What is a money market fund?

A money market fund can be an opportunity to earn slightly higher returns than a regular savings account, though still with fairly low levels of risk.
Interest rates in Australia are exceptionally low at present – great news if you’re paying off a home loan, but not so rewarding for savers. As a guide to how rates have plunged over the years, data from the Reserve Bank of Australia (RBA) shows that back in 2008, it was possible to earn 7% or more with an online savings account. Since then, interest rates on savings accounts have steadily declined. Today, the average return across online savings accounts is just 0.05%, according to the RBA’s figures, although Canstar’s database shows there are higher rates to be found for people who compare their options.
If you like the low-risk nature of savings accounts, but you’re keen for an opportunity to earn slightly higher returns, a money market fund could be worth a look.
What is a money market fund?
A money market fund is a type of unlisted managed investment scheme. This means you pool your money with that of other like-minded investors, and a professional fund manager makes the investment decisions on your behalf.
When it comes to money market funds, the main objectives of a fund manager are usually to preserve investors’ capital while generating a return, and possibly providing investors a regular income.
What do money market funds invest in?
Each managed fund has its own guidelines around what it invests in, however as the name suggests, a money market fund will typically invest in a variety of money market securities.
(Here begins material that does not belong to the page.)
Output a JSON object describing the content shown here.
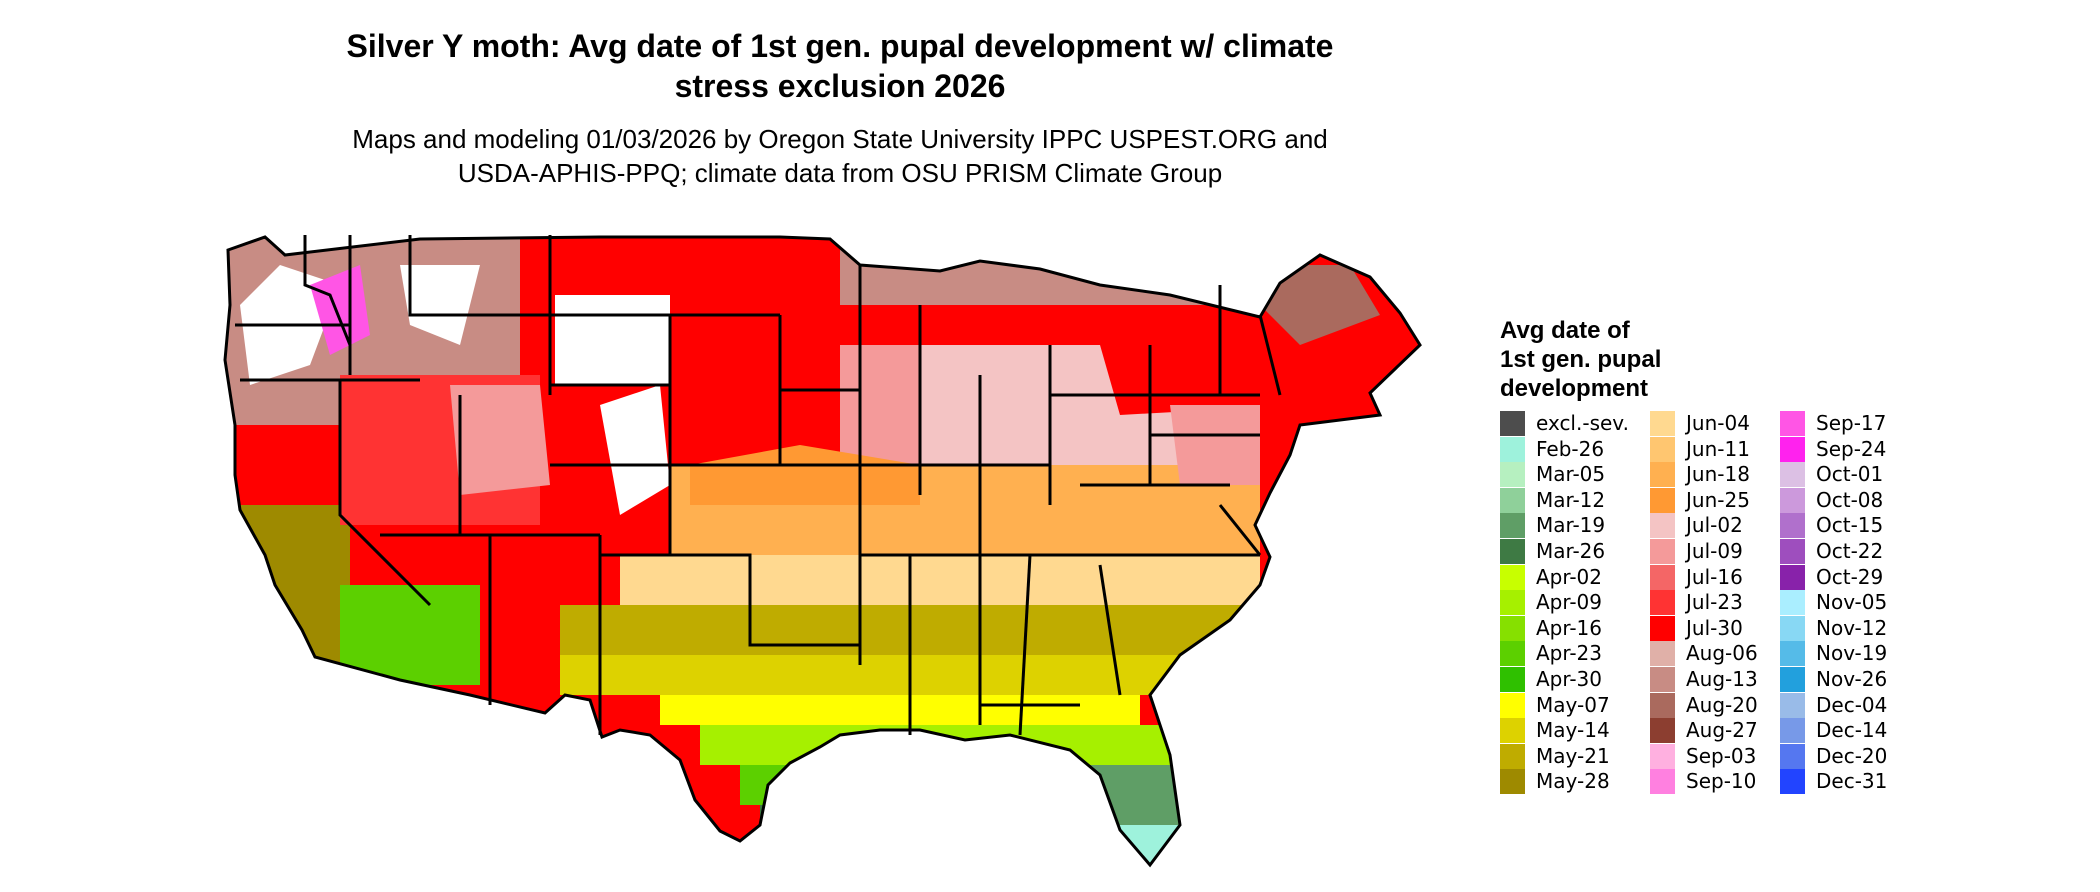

These can include overnight cash, short-term money market deposits, short-term government bonds and bank bills. The Product Disclosure Statement (PDS), Target Market Determination (TMD) or other product documentation for each fund will explain in more detail what the fund invests in.
5 tips for investing in money market funds
Money market funds are generally regarded as a low-risk investment compared to more ‘volatile’ options such as shares, but it’s still important to understand how these funds work. Check out our pointers below to make an informed decision.
1. Your money is not protected
Unlike cash held in a savings account or term deposit with a bank, building society or credit union, money market funds are not covered by the Australian Government’s deposit guarantee under the Financial Claims Scheme, which applies to deposits of up to $250,000 per customer, per institution.
2. Low risk could mean low returns
Financial regulator ASIC’s Moneysmart website confirms that managed funds investing in short-term money market deposits, government bonds and bank bills, are very low risk. However, the trade-off for low risk can often be low returns. Based on 2019 , Moneysmart estimates a cash fund can have an expected return – before fees and taxes – of around 3.1% annually. To put it another way, Moneysmart says this means $10,000 invested in a cash fund could grow to be worth $13,600 after 10 years (before taking into account fees and tax), whereas a riskier growth-oriented managed fund could be worth around $17,100 before fees and tax.
Bear in mind, past returns are not a guide for future returns, and Moneysmart warns returns “can vary a lot from year to year”, particularly when it comes to higher-risk investments.
3. Watch for fund fees
Managed funds, including money market funds, typically charge annual fees in return for managing your investment. Fees can vary widely between funds, and it’s important to check what fees you’ll pay before committing to a particular fund, because high fees can eat away at your returns.
4. Money market funds can have a variety of names
Managed funds are often marketed to investors under a variety of names. So, you may come across a money market fund described as a cash fund, a yield fund or a regular income fund. This highlights the need to look under the hood of the fund to understand exactly how your money will be invested, how much risk is involved, and how often any returns will be paid to you. The PDS and other product documentation should set out all the details you need. If in doubt, contact the fund manager for further information, or consider seeking professional advice.
5. Funds often have minimum investment limits
Managed funds usually have minimum investment requirements. These are limits around how much money you need to invest to get started with the fund, and how much you can add to the fund on a regular basis (if you choose to). Check to be sure you meet the minimum requirements.
If you’re unsure whether a money market fund is right for your goals, it may be worth speaking with a qualified financial adviser.